Although most AD-related pathological studies are limited to the brain, increasing evidence has demonstrated the contribution of peripheral immune cells to the pathogenesis of AD. We recently demonstrated that meningeal B cells inhibit β-amyloid (Aβ) production in the frontal cortex of young 5×FAD mice. In this study, we explored the precise origin of meningeal B cells. We observed that the AD-like pathology in 5×FAD mice was exacerbated when the germinal center in the lung lymph nodes was specifically destroyed via the intratracheal instillation of anti-CD40 antibodies, whereas it was alleviated via the intratracheal instillation of AAV-mBAFF to overexpress B-cell activating factor in the lungs.
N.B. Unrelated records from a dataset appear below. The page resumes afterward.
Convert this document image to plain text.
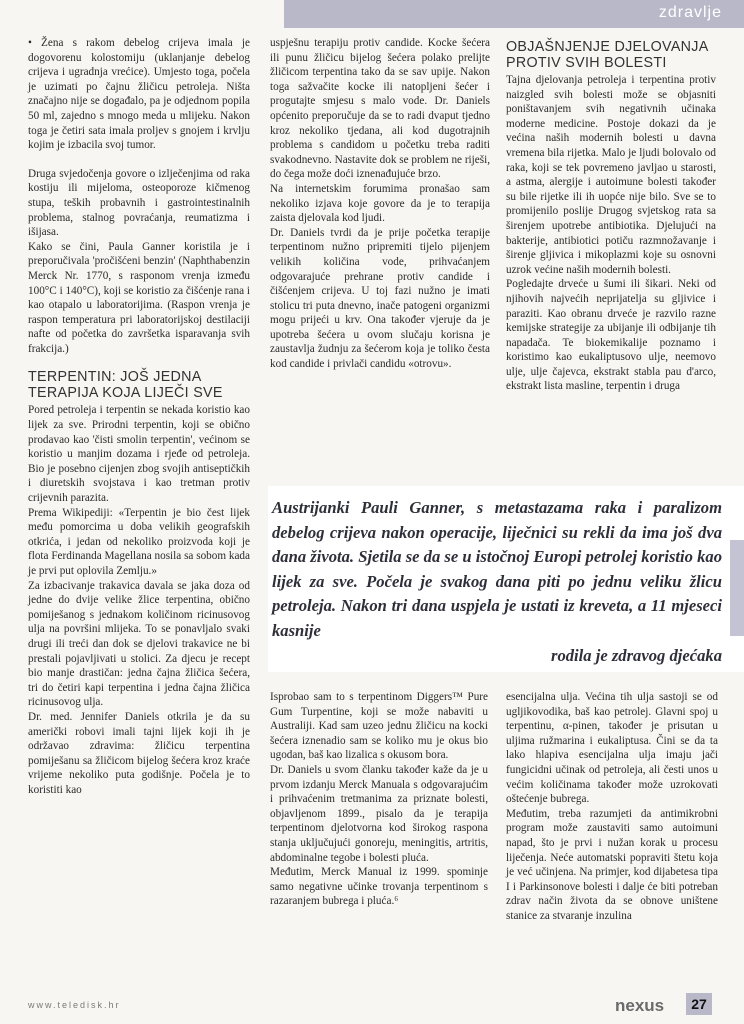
zdravlje

• Žena s rakom debelog crijeva imala je dogovorenu kolostomiju (uklanjanje debelog crijeva i ugradnja vrećice). Umjesto toga, počela je uzimati po čajnu žličicu petroleja. Ništa značajno nije se događalo, pa je odjednom popila 50 ml, zajedno s mnogo meda u mlijeku. Nakon toga je četiri sata imala proljev s gnojem i krvlju kojim je izbacila svoj tumor.

Druga svjedočenja govore o izlječenjima od raka kostiju ili mijeloma, osteoporoze kičmenog stupa, teških probavnih i gastrointestinalnih problema, stalnog povraćanja, reumatizma i išijasa.

Kako se čini, Paula Ganner koristila je i preporučivala 'pročišćeni benzin' (Naphthabenzin Merck Nr. 1770, s rasponom vrenja između 100°C i 140°C), koji se koristio za čišćenje rana i kao otapalo u laboratorijima. (Raspon vrenja je raspon temperatura pri laboratorijskoj destilaciji nafte od početka do završetka isparavanja svih frakcija.)

TERPENTIN: JOŠ JEDNA TERAPIJA KOJA LIJEČI SVE

Pored petroleja i terpentin se nekada koristio kao lijek za sve. Prirodni terpentin, koji se obično prodavao kao 'čisti smolin terpentin', većinom se koristio u manjim dozama i rjeđe od petroleja. Bio je posebno cijenjen zbog svojih antiseptičkih i diuretskih svojstava i kao tretman protiv crijevnih parazita.

Prema Wikipediji: «Terpentin je bio čest lijek među pomorcima u doba velikih geografskih otkrića, i jedan od nekoliko proizvoda koji je flota Ferdinanda Magellana nosila sa sobom kada je prvi put oplovila Zemlju.»

Za izbacivanje trakavica davala se jaka doza od jedne do dvije velike žlice terpentina, obično pomiješanog s jednakom količinom ricinusovog ulja na površini mlijeka. To se ponavljalo svaki drugi ili treći dan dok se djelovi trakavice ne bi prestali pojavljivati u stolici. Za djecu je recept bio manje drastičan: jedna čajna žličica šećera, tri do četiri kapi terpentina i jedna čajna žličica ricinusovog ulja.

Dr. med. Jennifer Daniels otkrila je da su američki robovi imali tajni lijek koji ih je održavao zdravima: žličicu terpentina pomiješanu sa žličicom bijelog šećera kroz kraće vrijeme nekoliko puta godišnje. Počela je to koristiti kao

uspješnu terapiju protiv candide. Kocke šećera ili punu žličicu bijelog šećera polako prelijte žličicom terpentina tako da se sav upije. Nakon toga sažvačite kocke ili natopljeni šećer i progutajte smjesu s malo vode. Dr. Daniels općenito preporučuje da se to radi dvaput tjedno kroz nekoliko tjedana, ali kod dugotrajnih problema s candidom u početku treba raditi svakodnevno. Nastavite dok se problem ne riješi, do čega može doći iznenađujuće brzo.

Na internetskim forumima pronašao sam nekoliko izjava koje govore da je to terapija zaista djelovala kod ljudi.

Dr. Daniels tvrdi da je prije početka terapije terpentinom nužno pripremiti tijelo pijenjem velikih količina vode, prihvaćanjem odgovarajuće prehrane protiv candide i čišćenjem crijeva. U toj fazi nužno je imati stolicu tri puta dnevno, inače patogeni organizmi mogu prijeći u krv. Ona također vjeruje da je upotreba šećera u ovom slučaju korisna je zaustavlja žudnju za šećerom koja je toliko česta kod candide i privlači candidu «otrovu».

OBJAŠNJENJE DJELOVANJA PROTIV SVIH BOLESTI

Tajna djelovanja petroleja i terpentina protiv naizgled svih bolesti može se objasniti poništavanjem svih negativnih učinaka moderne medicine. Postoje dokazi da je većina naših modernih bolesti u davna vremena bila rijetka. Malo je ljudi bolovalo od raka, koji se tek povremeno javljao u starosti, a astma, alergije i autoimune bolesti također su bile rijetke ili ih uopće nije bilo. Sve se to promijenilo poslije Drugog svjetskog rata sa širenjem upotrebe antibiotika. Djelujući na bakterije, antibiotici potiču razmnožavanje i širenje gljivica i mikoplazmi koje su osnovni uzrok većine naših modernih bolesti.

Pogledajte drveće u šumi ili šikari. Neki od njihovih najvećih neprijatelja su gljivice i paraziti. Kao obranu drveće je razvilo razne kemijske strategije za ubijanje ili odbijanje tih napadača. Te biokemikalije poznamo i koristimo kao eukaliptusovo ulje, neemovo ulje, ulje čajevca, ekstrakt stabla pau d'arco, ekstrakt lista masline, terpentin i druga

Austrijanki Pauli Ganner, s metastazama raka i paralizom debelog crijeva nakon operacije, liječnici su rekli da ima još dva dana života. Sjetila se da se u istočnoj Europi petrolej koristio kao lijek za sve. Počela je svakog dana piti po jednu veliku žlicu petroleja. Nakon tri dana uspjela je ustati iz kreveta, a 11 mjeseci kasnije
rodila je zdravog djećaka

Isprobao sam to s terpentinom Diggers™ Pure Gum Turpentine, koji se može nabaviti u Australiji. Kad sam uzeo jednu žličicu na kocki šećera iznenadio sam se koliko mu je okus bio ugodan, baš kao lizalica s okusom bora.

Dr. Daniels u svom članku također kaže da je u prvom izdanju Merck Manuala s odgovarajućim i prihvaćenim tretmanima za priznate bolesti, objavljenom 1899., pisalo da je terapija terpentinom djelotvorna kod širokog raspona stanja uključujući gonoreju, meningitis, artritis, abdominalne tegobe i bolesti pluća.

Međutim, Merck Manual iz 1999. spominje samo negativne učinke trovanja terpentinom s razaranjem bubrega i pluća.⁶

esencijalna ulja. Većina tih ulja sastoji se od ugljikovodika, baš kao petrolej. Glavni spoj u terpentinu, α-pinen, također je prisutan u uljima ružmarina i eukaliptusa. Čini se da ta lako hlapiva esencijalna ulja imaju jači fungicidni učinak od petroleja, ali česti unos u većim količinama također može uzrokovati oštećenje bubrega.

Međutim, treba razumjeti da antimikrobni program može zaustaviti samo autoimuni napad, što je prvi i nužan korak u procesu liječenja. Neće automatski popraviti štetu koja je već učinjena. Na primjer, kod dijabetesa tipa I i Parkinsonove bolesti i dalje će biti potreban zdrav način života da se obnove uništene stanice za stvaranje inzulina

www.teledisk.hr	nexus	27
We demonstrated that Aβ was drained from the brain via meningeal lymphatics and eventually traveled to the lungs, where it activated B cells via the TLR4/NF-ĸB signaling pathway, whereas the CXCL12-CXCR4 axis regulated lung B-cell infiltration into the frontal cortex. We revealed that the increased number of B cells in the lungs of 5×FAD mice mainly included memory B (Bmem) cells. The supplementation of lung Bmem cells mitigated AD-like pathology in B-cell-deficient μMT-/-/5×FAD mice, which was abolished by using a CXCR4 antagonist. The suppression of CXCL12 expression in frontal microglia via AAV-siCXCL12 inhibited the infiltration of CXCR4+ Bmem cells and increased the Aβ burden in the frontal cortex of 5×FAD mice. Collectively, our results demonstrate an unexpected protective effect of lung Bmem cells on AD-like pathology.